De acordo com o órgão, em todo ano de 2007 o governo gastou R$ 5,8 com escoltas de presos --192.398 no total. Em 2008, até o dia 7 de setembro, foram empregados R$ 4,2 milhões na escolta de 138.387 presos.
Em 2007, a Suprema Corte já havia considerado a medida inconstitucional.

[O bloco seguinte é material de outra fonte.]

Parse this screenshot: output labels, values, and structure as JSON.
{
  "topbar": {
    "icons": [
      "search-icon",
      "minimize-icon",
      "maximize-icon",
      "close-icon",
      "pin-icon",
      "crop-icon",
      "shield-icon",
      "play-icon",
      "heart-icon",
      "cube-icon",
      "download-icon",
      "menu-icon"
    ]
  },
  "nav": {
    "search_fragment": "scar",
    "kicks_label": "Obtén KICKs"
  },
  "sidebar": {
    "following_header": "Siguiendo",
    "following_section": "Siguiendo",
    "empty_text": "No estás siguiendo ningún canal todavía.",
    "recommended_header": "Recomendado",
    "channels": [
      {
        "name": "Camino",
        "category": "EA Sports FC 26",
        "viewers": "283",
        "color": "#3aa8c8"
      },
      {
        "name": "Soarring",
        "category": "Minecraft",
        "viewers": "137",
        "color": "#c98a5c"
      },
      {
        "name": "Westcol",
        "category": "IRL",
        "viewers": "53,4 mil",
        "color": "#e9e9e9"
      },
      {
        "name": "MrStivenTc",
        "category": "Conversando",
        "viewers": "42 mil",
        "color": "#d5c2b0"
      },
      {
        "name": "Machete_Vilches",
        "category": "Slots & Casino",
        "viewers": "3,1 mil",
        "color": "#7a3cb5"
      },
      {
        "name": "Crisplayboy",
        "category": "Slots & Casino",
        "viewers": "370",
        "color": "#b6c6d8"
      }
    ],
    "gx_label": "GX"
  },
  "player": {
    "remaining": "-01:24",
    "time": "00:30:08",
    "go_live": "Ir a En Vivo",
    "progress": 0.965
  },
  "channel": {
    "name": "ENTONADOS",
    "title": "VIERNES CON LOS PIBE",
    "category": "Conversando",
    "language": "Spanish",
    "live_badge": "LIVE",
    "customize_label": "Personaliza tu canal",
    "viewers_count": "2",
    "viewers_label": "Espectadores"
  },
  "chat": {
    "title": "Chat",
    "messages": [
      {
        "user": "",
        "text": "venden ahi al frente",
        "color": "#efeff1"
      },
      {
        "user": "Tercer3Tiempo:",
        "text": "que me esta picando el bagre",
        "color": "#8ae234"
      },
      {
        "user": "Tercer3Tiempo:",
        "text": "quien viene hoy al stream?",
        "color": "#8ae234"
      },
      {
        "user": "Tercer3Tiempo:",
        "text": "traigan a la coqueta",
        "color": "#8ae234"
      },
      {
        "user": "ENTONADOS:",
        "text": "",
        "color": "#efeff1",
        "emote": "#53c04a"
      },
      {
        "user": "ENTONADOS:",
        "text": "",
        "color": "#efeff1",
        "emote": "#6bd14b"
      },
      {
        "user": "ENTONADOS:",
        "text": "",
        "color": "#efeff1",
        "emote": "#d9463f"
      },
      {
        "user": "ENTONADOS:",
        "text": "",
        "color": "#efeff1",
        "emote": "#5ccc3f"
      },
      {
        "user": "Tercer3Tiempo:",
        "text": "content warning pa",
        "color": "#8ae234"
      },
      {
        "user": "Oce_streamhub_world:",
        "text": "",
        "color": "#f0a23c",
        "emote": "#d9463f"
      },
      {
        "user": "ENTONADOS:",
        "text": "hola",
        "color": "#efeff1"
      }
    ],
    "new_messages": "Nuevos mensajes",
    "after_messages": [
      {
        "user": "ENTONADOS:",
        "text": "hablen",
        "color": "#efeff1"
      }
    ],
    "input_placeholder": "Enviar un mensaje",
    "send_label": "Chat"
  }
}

Na ocasião, o ministro Celso Peluzo, relator da questão, argumentou que todos os países que usam as videoconferências têm leis específicas para regulamentá-las.
Já o governo de São Paulo defende que a teleconferência gera economia porque "reduz os gastos com transporte, diminui o risco de fugas e libera o contingente policial envolvido nas escoltas para outras atividades de segurança pública."
A OAB (Ordem dos Advogados do Brasil) de São Paulo também é contra o uso da videoconferência na audiência com presos. Para a entidade, o procedimento impede o contato entre réu e juiz, considerado fundamental para a formação de convencimento do magistrado. As videoaudiências violam o direito à ampla defesa, já que dificulta também o contato entre réu e advogado, segundo a OAB.
Lei
A lei da videoconferência --11.819-- foi sancionada pelo então governador Geraldo Alckmin (PSDB) em 2005. Ela prevê o uso de aparelhos "com o objetivo de tornar mais célere o trâmite processual, observadas as garantias constitucionais".
Na época o governo comprou equipamentos e apontou como vantagem a redução de custos e de riscos de fugas.
Atualmente o Estado tem 16 salas de videoconferência em fóruns. Em 2007 foram realizadas 1.472 audiências.
Apontado como principal líder do PCC (Primeiro Comando da Capital), Marcos Willians Herbas Camacho, o Marcola, já foi interrogado por meio de videoconferência, para evitar a mobilização de aparato policial e evitar a tentativa do resgate do preso.